What I do appreciate about this book is that it tackled a topic that is very difficult to write about. I liked the premise, as it was something I'd never read before. The execution was the problem I had with the book.
Character(s):
Mo is a character that I wanted to be strong. I wanted him to be so much stronger, and while some of my classmates said that he was, I felt like he was a scared child playing at being strong and never actually coming into the strength I saw as potential within him. His constant anger and frustration at things that were created out of a decision he made with unspoken motives were annoying to read about and made him feel whiney.
Paul appeared less in the book than the majority of other POV characters. He's supposed to be some kind of older guide, but he felt equally lost and uncertain about his stance. Had he been removed from the book, there would probably be very little difference.

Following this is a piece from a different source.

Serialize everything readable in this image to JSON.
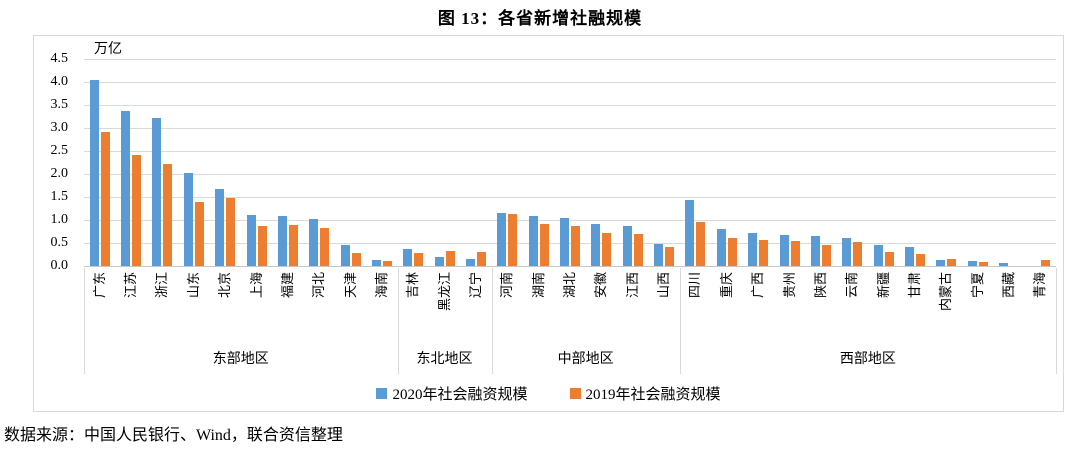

Sean annoys me to no end. I disliked him strongly from beginning to end. Not only was he an incredibly misguided and angry character with no direction, he was also full of privileged entitlement that he never learned anything. Rather than being someone who could grow and change, he was so stagnant throughout the book.
Claire's grief was understandable, but her flakey nature and constant flip-flopping in the second half of the book made it hard to read from her perspective. There were times when she expressed things that felt completely irrelevant to the overall plot, especially when it came to her personal life. I know that the glimpses at her personal life were supposed to make her more relatable, but it just didn't work for me.
Asma was the least annoying of all the POV characters, but she was simply underdeveloped. Like the role she was portrayed in as a minority, she didn't get enough of a voice in comparison to her white and male counterparts. Her lack of character development was reflective of how little of a voice she had in the book.
Lastly, we have Alyssa Spier. The journalist of this story, I was so incredibly angry at her the entire time. Not only was she an example of what journalists shouldn't be, she was also a very stereotypical portrayal of what the media would do. Quite sad considering that Waldman has been a journalist for over two decades. I wanted a more positive portrayal of journalists, rather than what I grew to feel was more of a giant "screw you" to my job as a journalist and my industry. I may be a fiction writer, but I'm also a journalist and I don't appreciate always being made to be the bad guy in every story.
Overall:
1.5 stars. I can see what this book was trying to do, but it didn't work for me and I don't recommend it.